Regardless of cinematic vehicles, Danish directors seem to be naturally proficient at taking on deep and disturbing morality issues (for instance, the excellent Adams æbler, featured in the last TIFF) with almost a surgical detachment. The Anatomy of Evil is a typical example of this kind of cinematography. In his quest for the reasons behind homicidal violence, director Ove Nyholm studies photographs and historical footage for clues and interviews, not to put it lightly, several mass murderers responsible for attrocities during the Bosnian war and in Eastern Europe during WW2. Despite (or, rather, because of) it’s lack of a sentimental overtone, the film manages to convey a lingering feeling of abhorrence for the life-changing virus that is violence and the eager darkness lurking in everyone’s psyche.

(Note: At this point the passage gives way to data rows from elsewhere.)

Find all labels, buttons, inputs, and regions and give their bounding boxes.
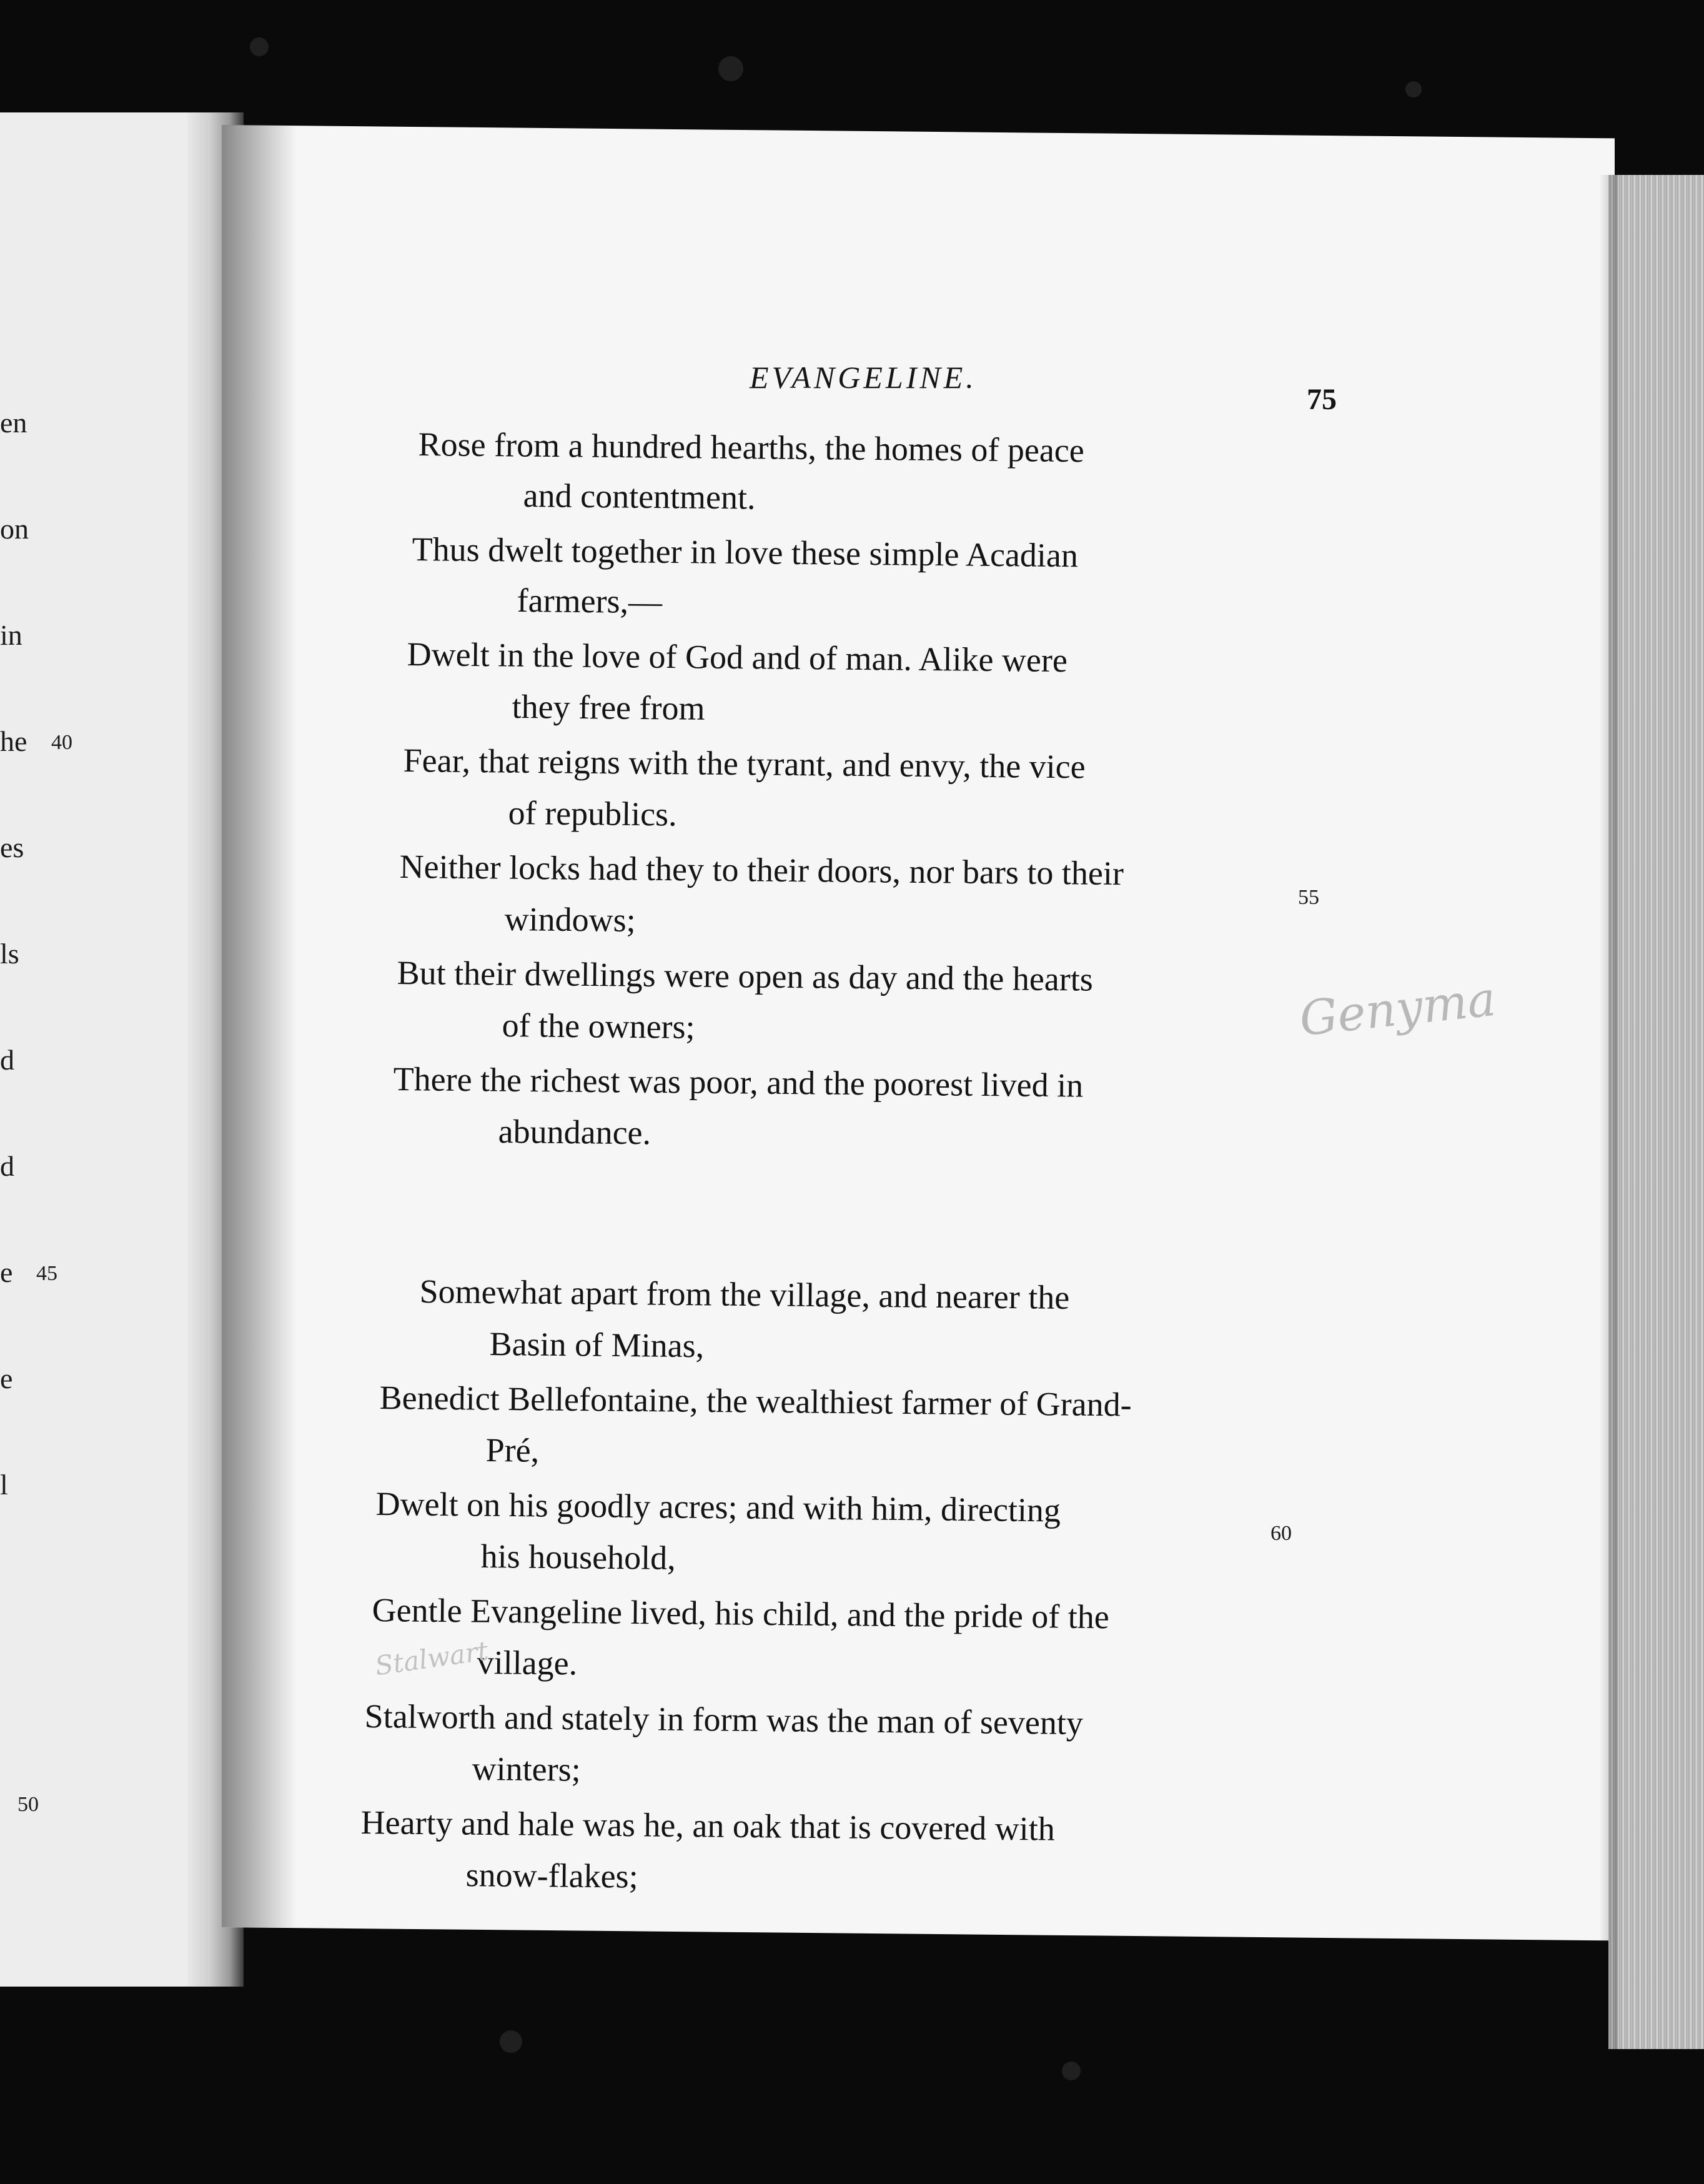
verse-continuation: village.	[477, 1644, 578, 1682]
speck	[500, 2030, 522, 2053]
verse-line: Stalworth and stately in form was the man of seventy	[364, 1697, 1084, 1742]
line-number: 55	[1298, 886, 1319, 909]
left-line-fragment: in	[0, 619, 22, 651]
left-line-fragment: d	[0, 1150, 14, 1182]
verse-continuation: they free from	[512, 688, 705, 727]
speck	[250, 37, 269, 56]
verse-line: Dwelt on his goodly acres; and with him, directing	[375, 1485, 1061, 1529]
page-number: 75	[1307, 383, 1337, 416]
verse-continuation: snow-flakes;	[465, 1856, 638, 1895]
left-line-fragment: es	[0, 831, 24, 863]
verse-line: But their dwellings were open as day and the hearts	[397, 954, 1094, 998]
left-line-fragment: on	[0, 513, 29, 545]
verse-continuation: winters;	[472, 1750, 581, 1789]
left-line-fragment: ls	[0, 938, 19, 970]
verse-continuation: of the owners;	[502, 1006, 695, 1046]
verse-continuation: of republics.	[508, 794, 677, 833]
fore-edge-shadow	[1599, 175, 1618, 2049]
left-line-fragment: en	[0, 407, 27, 439]
verse-line: Benedict Bellefontaine, the wealthiest farmer of Grand-	[379, 1379, 1132, 1424]
left-line-fragment: l	[0, 1469, 8, 1501]
verse-line: Dwelt in the love of God and of man. Alike were	[407, 635, 1068, 680]
left-line-fragment: e	[0, 1256, 13, 1288]
verse-line: Hearty and hale was he, an oak that is covered with	[360, 1804, 1056, 1848]
line-number: 60	[1271, 1522, 1292, 1545]
verse-line: Rose from a hundred hearths, the homes of peace	[418, 425, 1085, 470]
speck	[1062, 2062, 1081, 2080]
verse-line: Thus dwelt together in love these simple Acadian	[412, 530, 1079, 575]
left-line-number: 45	[36, 1262, 57, 1285]
left-line-number: 50	[17, 1793, 39, 1816]
pencil-margin-note: Genyma	[1297, 970, 1498, 1047]
verse-continuation: farmers,—	[517, 581, 663, 621]
verse-continuation: his household,	[480, 1537, 676, 1577]
verse-continuation: and contentment.	[523, 476, 756, 517]
left-line-fragment: he	[0, 725, 27, 757]
book-fore-edge	[1608, 175, 1704, 2049]
left-line-fragment: d	[0, 1044, 14, 1076]
verse-continuation: abundance.	[498, 1113, 651, 1152]
pencil-inline-note: Stalwart	[373, 1635, 490, 1682]
verse-line: Somewhat apart from the village, and nearer the	[419, 1273, 1070, 1316]
left-line-number: 40	[51, 731, 72, 754]
speck	[718, 56, 743, 81]
verse-continuation: Pré,	[485, 1431, 540, 1469]
verse-continuation: Basin of Minas,	[489, 1325, 705, 1365]
speck	[1405, 81, 1422, 97]
page-inner-shadow	[222, 125, 297, 1927]
verse-continuation: windows;	[504, 900, 636, 940]
running-head: EVANGELINE.	[750, 360, 977, 395]
left-line-fragment: e	[0, 1363, 13, 1394]
verse-line: Neither locks had they to their doors, nor bars to their	[399, 848, 1124, 893]
verse-line: Gentle Evangeline lived, his child, and the pride of the	[372, 1591, 1110, 1636]
verse-line: There the richest was poor, and the poorest lived in	[393, 1060, 1084, 1104]
verse-line: Fear, that reigns with the tyrant, and envy, the vice	[403, 742, 1086, 786]
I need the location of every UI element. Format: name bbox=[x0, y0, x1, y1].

Favela Rising was just the thing to bring a potent melange of images and sounds to a close. The film opens with gritty, shaky imagery from the favelas (choppers flying overhead, juveniles looking mean and cocking handguns), accompanied by a suspenseful soundtrack, in a cinematic style reminiscent of early Michael Mann (Miami Vice) and Tony Scott’s recent Man on Fire. The story of Anderson Sa, a drug dealer turned musician and ghetto reformer by an act of random violence could easily fuel a gangsta-themed true story feature film, like classics Boyz ‘n the Hood and Colors and the recent Oscar-winning Tsotsi, but the film-makers opted instead to go with the documentary format and excellent production values. It’s a choice that works, because the story is so powerful that it would only be ruined by any creative “enhancements”; and because, nothing short of Tsotsi-style casting could replicate the impact that the principals of this tale have on-screen. The gist of the movie is that Sa’s AfroReggae movement has managed to save over 2.000 youngsters from a life of crime by turning them to music, righteous brother style. Appropriately, the movie is a also celebration of AfroReggae’s brash and explosive music style. Where the -altogether excellent- Tsotsi, is, after all, another tearjerker about impoverished youth and random hope, Favela Rising actually provides a practical plan to reduce the criminality rampant in ghettos: helping to introduce teenagers to education, culture and art through continuous community involvement. No reason why this wouldn’t work in any of the other shantytowns around the world that collectively house more than a billion people. I guess that is what veteran film-maker Peter Wintonick means when he says that documentaries offer hope to counterbalance the gloom generated by the media.